O Ministério Público acompanha o processo e estabeleceu uma série de prazos para apresentação de relatórios, definição de fluxos de atendimento e esclarecimentos sobre o aumento das internações e dos óbitos registrados no serviço de oncologia do HGP.

Internações e óbitos

Os dados encaminhados ao MPTO apontam crescimento significativo nos indicadores assistenciais da oncologia.

Entre abril e maio de 2025 foram registradas 27 internações relacionadas a intercorrências clínicas de pacientes oncológicos e cinco óbitos. No mesmo período de 2026, os números saltaram para 43 internações e nove óbitos. Isso representa aumento de 59,3% nas internações e de 80% nos óbitos.

Embora o próprio relatório ressalte que os óbitos são influenciados por diversos fatores, a coordenação do serviço destaca que o aumento das internações coincide com a redução da capacidade de acompanhamento ambulatorial dos pacientes.

O documento afirma ainda que a ampliação do tempo de espera para consultas reduziu a frequência de monitoramento dos pacientes em tratamento, dificultando a identificação precoce de complicações e agravamentos clínicos.

Falta de medicamentos

Outro problema relatado ao Ministério Público é o desabastecimento de medicamentos utilizados tanto no tratamento oncológico quanto no suporte aos pacientes.

Entre os medicamentos oncológicos em falta estão Carboplatina, Clorambucila, Docetaxel, Doxorrubicina, Enzalutamida, Gosserrelina e Ifosfamida. Já entre os medicamentos de suporte aparecem Aciclovir, Dexametasona, Morfina, Metadona, Gabapentina, Ondansetrona, Omeprazol e Prednisona, entre outros.

Durante audiência realizada pelo MPTO, a Secretaria de Estado da Saúde (SES-TO) informou que parte do desabastecimento está relacionada a problemas em processos licitatórios e se comprometeu a apresentar um cronograma de regularização dos estoques.

Risco de impacto na quimioterapia

O relatório também aponta preocupação com a saída de profissionais da farmácia oncológica e da enfermagem.
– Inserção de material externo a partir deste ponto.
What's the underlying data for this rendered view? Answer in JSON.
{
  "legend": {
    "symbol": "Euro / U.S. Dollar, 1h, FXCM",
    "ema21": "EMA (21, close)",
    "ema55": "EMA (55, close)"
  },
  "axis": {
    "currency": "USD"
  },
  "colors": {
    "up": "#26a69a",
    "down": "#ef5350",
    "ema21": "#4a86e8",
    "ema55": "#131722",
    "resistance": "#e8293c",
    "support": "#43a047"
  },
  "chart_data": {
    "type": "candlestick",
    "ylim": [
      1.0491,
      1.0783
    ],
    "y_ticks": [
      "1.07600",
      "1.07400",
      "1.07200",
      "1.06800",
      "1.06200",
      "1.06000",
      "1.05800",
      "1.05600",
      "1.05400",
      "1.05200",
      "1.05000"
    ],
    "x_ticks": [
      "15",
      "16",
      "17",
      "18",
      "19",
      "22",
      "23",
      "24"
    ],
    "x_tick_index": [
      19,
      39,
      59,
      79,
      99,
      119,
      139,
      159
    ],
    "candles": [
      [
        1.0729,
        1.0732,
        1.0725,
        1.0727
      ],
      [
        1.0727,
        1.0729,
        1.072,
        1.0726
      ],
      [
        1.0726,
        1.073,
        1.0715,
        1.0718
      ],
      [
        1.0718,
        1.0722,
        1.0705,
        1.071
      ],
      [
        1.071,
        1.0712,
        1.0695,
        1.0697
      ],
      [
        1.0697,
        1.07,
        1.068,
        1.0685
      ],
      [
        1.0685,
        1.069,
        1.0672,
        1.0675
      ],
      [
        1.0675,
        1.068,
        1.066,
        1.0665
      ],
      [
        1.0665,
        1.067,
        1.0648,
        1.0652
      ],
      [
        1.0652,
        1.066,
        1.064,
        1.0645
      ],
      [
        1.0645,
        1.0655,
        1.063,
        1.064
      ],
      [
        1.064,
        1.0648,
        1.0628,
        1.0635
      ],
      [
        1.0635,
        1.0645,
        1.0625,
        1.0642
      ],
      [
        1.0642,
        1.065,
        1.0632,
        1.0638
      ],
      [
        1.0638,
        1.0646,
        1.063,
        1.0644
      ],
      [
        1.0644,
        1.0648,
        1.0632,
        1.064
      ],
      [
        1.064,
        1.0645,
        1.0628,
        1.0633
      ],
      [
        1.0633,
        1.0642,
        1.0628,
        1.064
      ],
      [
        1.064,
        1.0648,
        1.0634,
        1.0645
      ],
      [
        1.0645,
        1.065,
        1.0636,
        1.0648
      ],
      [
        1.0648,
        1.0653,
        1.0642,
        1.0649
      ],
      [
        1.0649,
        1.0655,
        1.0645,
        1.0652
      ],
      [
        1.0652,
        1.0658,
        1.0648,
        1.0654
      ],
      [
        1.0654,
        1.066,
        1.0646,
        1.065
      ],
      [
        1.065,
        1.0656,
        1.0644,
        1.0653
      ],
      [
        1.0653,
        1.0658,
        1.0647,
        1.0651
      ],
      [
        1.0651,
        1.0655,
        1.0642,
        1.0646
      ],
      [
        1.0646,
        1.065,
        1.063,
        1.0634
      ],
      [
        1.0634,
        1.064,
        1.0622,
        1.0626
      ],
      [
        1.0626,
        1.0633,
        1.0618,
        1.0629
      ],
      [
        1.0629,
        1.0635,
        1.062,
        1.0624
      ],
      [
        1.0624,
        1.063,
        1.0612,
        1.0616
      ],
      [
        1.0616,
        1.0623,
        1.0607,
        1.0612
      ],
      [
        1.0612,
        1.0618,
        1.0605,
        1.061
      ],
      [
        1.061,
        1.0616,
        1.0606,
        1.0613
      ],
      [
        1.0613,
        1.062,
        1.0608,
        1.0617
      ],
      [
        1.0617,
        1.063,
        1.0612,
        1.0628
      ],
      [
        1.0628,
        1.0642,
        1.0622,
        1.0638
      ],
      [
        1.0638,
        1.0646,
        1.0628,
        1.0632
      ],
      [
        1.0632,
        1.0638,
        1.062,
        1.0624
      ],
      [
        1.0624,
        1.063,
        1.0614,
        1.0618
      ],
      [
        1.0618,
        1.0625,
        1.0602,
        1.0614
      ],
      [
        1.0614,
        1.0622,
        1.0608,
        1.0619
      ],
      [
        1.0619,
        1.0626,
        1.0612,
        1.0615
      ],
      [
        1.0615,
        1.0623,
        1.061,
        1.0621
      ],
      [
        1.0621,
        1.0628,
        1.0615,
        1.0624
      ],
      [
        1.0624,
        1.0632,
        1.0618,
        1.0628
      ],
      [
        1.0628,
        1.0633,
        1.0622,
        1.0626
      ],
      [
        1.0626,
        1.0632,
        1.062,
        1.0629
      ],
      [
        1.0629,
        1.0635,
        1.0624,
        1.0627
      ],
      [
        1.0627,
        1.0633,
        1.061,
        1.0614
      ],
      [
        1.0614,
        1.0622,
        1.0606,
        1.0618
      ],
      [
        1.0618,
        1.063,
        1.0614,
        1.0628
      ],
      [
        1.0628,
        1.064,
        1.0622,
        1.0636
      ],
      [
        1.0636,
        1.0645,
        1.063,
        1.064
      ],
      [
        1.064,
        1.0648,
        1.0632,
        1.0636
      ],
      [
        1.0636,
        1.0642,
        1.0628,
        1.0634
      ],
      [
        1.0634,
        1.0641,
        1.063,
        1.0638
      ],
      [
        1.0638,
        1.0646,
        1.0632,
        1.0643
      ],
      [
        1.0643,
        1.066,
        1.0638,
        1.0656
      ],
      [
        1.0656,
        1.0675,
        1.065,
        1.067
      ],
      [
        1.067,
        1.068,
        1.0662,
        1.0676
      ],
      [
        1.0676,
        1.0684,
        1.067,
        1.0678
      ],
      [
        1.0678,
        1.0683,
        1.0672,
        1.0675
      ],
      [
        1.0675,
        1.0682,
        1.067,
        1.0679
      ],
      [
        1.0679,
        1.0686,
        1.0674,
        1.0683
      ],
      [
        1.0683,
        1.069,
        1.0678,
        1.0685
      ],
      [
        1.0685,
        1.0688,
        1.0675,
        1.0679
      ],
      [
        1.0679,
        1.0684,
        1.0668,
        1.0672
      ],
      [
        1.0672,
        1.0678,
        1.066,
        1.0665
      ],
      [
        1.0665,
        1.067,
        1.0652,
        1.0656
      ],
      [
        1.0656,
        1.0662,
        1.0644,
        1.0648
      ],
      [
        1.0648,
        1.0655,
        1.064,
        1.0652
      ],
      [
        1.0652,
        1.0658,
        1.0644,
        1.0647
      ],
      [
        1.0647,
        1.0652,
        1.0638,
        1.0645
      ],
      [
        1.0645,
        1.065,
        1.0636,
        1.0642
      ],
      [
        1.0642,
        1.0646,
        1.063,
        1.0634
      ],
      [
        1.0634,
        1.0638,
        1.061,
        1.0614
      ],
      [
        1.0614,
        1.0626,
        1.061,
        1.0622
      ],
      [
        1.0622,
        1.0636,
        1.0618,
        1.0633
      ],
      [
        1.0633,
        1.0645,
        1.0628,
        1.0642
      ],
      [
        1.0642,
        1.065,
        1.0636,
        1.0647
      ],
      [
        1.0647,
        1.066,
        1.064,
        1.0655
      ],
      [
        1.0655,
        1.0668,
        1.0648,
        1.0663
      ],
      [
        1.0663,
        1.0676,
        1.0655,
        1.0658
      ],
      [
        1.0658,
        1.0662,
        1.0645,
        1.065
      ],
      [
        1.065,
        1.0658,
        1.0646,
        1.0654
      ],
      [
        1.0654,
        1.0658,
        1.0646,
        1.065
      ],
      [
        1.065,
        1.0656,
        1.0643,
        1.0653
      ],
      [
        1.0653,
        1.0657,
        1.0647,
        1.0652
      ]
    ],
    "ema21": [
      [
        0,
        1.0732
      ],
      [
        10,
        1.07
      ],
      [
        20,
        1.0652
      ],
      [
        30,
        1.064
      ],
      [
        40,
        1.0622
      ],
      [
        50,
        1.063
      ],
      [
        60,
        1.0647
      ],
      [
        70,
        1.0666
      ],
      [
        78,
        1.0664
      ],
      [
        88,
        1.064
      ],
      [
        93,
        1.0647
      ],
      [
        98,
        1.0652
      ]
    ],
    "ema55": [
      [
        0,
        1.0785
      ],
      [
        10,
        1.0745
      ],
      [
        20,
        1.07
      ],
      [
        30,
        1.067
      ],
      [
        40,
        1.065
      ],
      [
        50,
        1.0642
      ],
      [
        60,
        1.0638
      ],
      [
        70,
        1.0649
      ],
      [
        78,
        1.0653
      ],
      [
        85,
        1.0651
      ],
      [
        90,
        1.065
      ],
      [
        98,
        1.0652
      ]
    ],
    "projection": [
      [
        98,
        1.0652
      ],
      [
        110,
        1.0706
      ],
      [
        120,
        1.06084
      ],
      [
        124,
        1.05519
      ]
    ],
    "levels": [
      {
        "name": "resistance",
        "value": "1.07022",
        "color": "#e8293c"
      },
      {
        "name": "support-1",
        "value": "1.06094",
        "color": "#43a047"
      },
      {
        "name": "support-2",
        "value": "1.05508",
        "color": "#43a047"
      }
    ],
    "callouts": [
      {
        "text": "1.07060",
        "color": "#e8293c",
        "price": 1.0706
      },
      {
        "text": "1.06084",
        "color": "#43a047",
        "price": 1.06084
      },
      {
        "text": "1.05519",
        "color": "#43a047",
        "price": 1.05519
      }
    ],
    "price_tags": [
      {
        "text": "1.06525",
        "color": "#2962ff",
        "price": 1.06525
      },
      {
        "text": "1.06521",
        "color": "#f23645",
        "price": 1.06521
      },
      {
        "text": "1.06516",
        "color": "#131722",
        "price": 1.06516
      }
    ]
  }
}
Segundo a coordenação, a perda de farmacêuticos habilitados para a manipulação de quimioterápicos poderá comprometer a capacidade operacional do serviço. O documento menciona que, caso não haja reposição de pessoal, medidas como redução temporária da oferta de sessões de quimioterapia ou concentração dos atendimentos em períodos específicos poderão precisar ser avaliadas.

O que diz a SES

Em nota ao Jornal Primeira Página, a Secretaria de Estado da Saúde informou que a contratação do Hospital de Amor para a prestação dos serviços de atenção oncológica na macrorregião centro-sul foi aprovada pelo Conselho Estadual de Saúde e alinhada com os órgãos de controle.
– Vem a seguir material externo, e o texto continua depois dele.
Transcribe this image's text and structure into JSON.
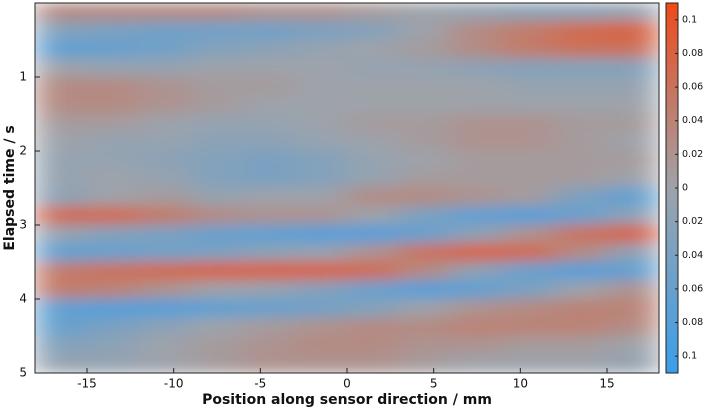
{
  "chart_data": {
    "type": "heatmap",
    "xlabel": "Position along sensor direction / mm",
    "ylabel": "Elapsed time / s",
    "x": [
      -16.5,
      -13.5,
      -10.5,
      -7.5,
      -4.5,
      -1.5,
      1.5,
      4.5,
      7.5,
      10.5,
      13.5,
      16.5
    ],
    "y": [
      0.125,
      0.375,
      0.625,
      0.875,
      1.125,
      1.375,
      1.625,
      1.875,
      2.125,
      2.375,
      2.625,
      2.875,
      3.125,
      3.375,
      3.625,
      3.875,
      4.125,
      4.375,
      4.625,
      4.875
    ],
    "z": [
      [
        0.03,
        0.03,
        0.03,
        0.03,
        0.02,
        0.02,
        0.01,
        0,
        -0.01,
        -0.02,
        -0.02,
        -0.01
      ],
      [
        -0.03,
        -0.04,
        -0.05,
        -0.05,
        -0.05,
        -0.04,
        -0.03,
        0,
        0.03,
        0.05,
        0.07,
        0.08
      ],
      [
        -0.07,
        -0.06,
        -0.05,
        -0.03,
        -0.02,
        -0.01,
        0,
        0.01,
        0.03,
        0.05,
        0.06,
        0.06
      ],
      [
        0,
        -0.01,
        -0.01,
        0,
        0,
        0,
        -0.01,
        -0.01,
        -0.02,
        -0.03,
        -0.03,
        -0.03
      ],
      [
        0.03,
        0.03,
        0.02,
        0.01,
        0.01,
        0,
        0,
        0,
        0,
        -0.01,
        -0.01,
        -0.01
      ],
      [
        0.03,
        0.03,
        0.02,
        0.01,
        0,
        0,
        0,
        0,
        0,
        0,
        0,
        0
      ],
      [
        0.01,
        0.01,
        0,
        -0.01,
        -0.01,
        0,
        0.01,
        0.01,
        0.02,
        0.02,
        0.01,
        0.01
      ],
      [
        0,
        -0.01,
        -0.01,
        -0.02,
        -0.02,
        -0.01,
        0,
        0.01,
        0.02,
        0.02,
        0.01,
        0
      ],
      [
        -0.01,
        -0.01,
        -0.02,
        -0.03,
        -0.04,
        -0.03,
        -0.01,
        0,
        0.01,
        0.01,
        0.01,
        0.01
      ],
      [
        -0.01,
        0,
        -0.01,
        -0.03,
        -0.04,
        -0.03,
        -0.01,
        0.01,
        0.01,
        0.01,
        0.01,
        0
      ],
      [
        -0.02,
        0,
        0.01,
        -0.01,
        0,
        0,
        0.03,
        0.03,
        0.02,
        0.01,
        -0.04,
        -0.07
      ],
      [
        0.07,
        0.07,
        0.05,
        0.03,
        0.02,
        0.02,
        0,
        -0.04,
        -0.07,
        -0.08,
        -0.06,
        -0.02
      ],
      [
        -0.01,
        -0.03,
        -0.04,
        -0.06,
        -0.07,
        -0.08,
        -0.08,
        -0.06,
        -0.02,
        0.02,
        0.06,
        0.08
      ],
      [
        -0.07,
        -0.06,
        -0.05,
        -0.04,
        -0.02,
        -0.01,
        0.02,
        0.06,
        0.08,
        0.07,
        0.03,
        -0.02
      ],
      [
        0.05,
        0.06,
        0.07,
        0.08,
        0.08,
        0.08,
        0.07,
        0.03,
        -0.02,
        -0.06,
        -0.08,
        -0.07
      ],
      [
        0.05,
        0.04,
        0.02,
        0,
        -0.01,
        -0.03,
        -0.06,
        -0.08,
        -0.07,
        -0.04,
        0,
        0.02
      ],
      [
        -0.07,
        -0.08,
        -0.08,
        -0.07,
        -0.06,
        -0.05,
        -0.03,
        0,
        0.02,
        0.03,
        0.04,
        0.04
      ],
      [
        -0.06,
        -0.04,
        -0.02,
        0,
        0.01,
        0.02,
        0.03,
        0.03,
        0.04,
        0.04,
        0.04,
        0.03
      ],
      [
        -0.03,
        -0.02,
        0,
        0.01,
        0.02,
        0.03,
        0.03,
        0.02,
        0.02,
        0.01,
        0.01,
        0
      ],
      [
        -0.01,
        -0.01,
        0,
        0.01,
        0.02,
        0.02,
        0.02,
        0.01,
        0,
        0,
        0,
        -0.01
      ]
    ],
    "xlim": [
      -18,
      18
    ],
    "xticks": [
      -15,
      -10,
      -5,
      0,
      5,
      10,
      15
    ],
    "ylim": [
      0,
      5
    ],
    "yticks": [
      1,
      2,
      3,
      4,
      5
    ],
    "clim": [
      -0.11,
      0.11
    ],
    "cticks": [
      0.1,
      0.08,
      0.06,
      0.04,
      0.02,
      0,
      {
        "value": -0.02,
        "label": "0.02"
      },
      {
        "value": -0.04,
        "label": "0.04"
      },
      {
        "value": -0.06,
        "label": "0.06"
      },
      {
        "value": -0.08,
        "label": "0.08"
      },
      {
        "value": -0.1,
        "label": "0.1"
      }
    ],
    "colors": [
      "#3a9eea",
      "#9ea3aa",
      "#ee4a1a"
    ]
  }
}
Segundo a Pasta, a medida permitirá a oferta de atendimento moderno, abrangendo procedimentos ambulatoriais e hospitalares, além da implementação de todas as especialidades oncológicas, com o objetivo de reduzir a necessidade de encaminhamento de pacientes para outros estados.

A SES afirmou ainda que o processo de transição é conduzido de forma a garantir a continuidade dos atendimentos, sem interrupções aos pacientes, e que realiza monitoramento contínuo dos estoques de medicamentos oncológicos para assegurar a regularidade do abastecimento.

Sobre os dados apresentados durante a audiência do MPTO, a Secretaria informou que os indicadores serão objeto de análise técnica, considerando a complexidade dos casos, o perfil epidemiológico dos pacientes e os fluxos regulatórios adotados na rede.

Hospital de Amor

O Jornal Primeira Página entrou em contato com o Hospital de Amor para questionar sobre a estrutura disponível, os serviços atualmente em funcionamento e a capacidade da unidade para absorver a demanda da oncologia estadual. Até o fechamento desta reportagem, não houve retorno.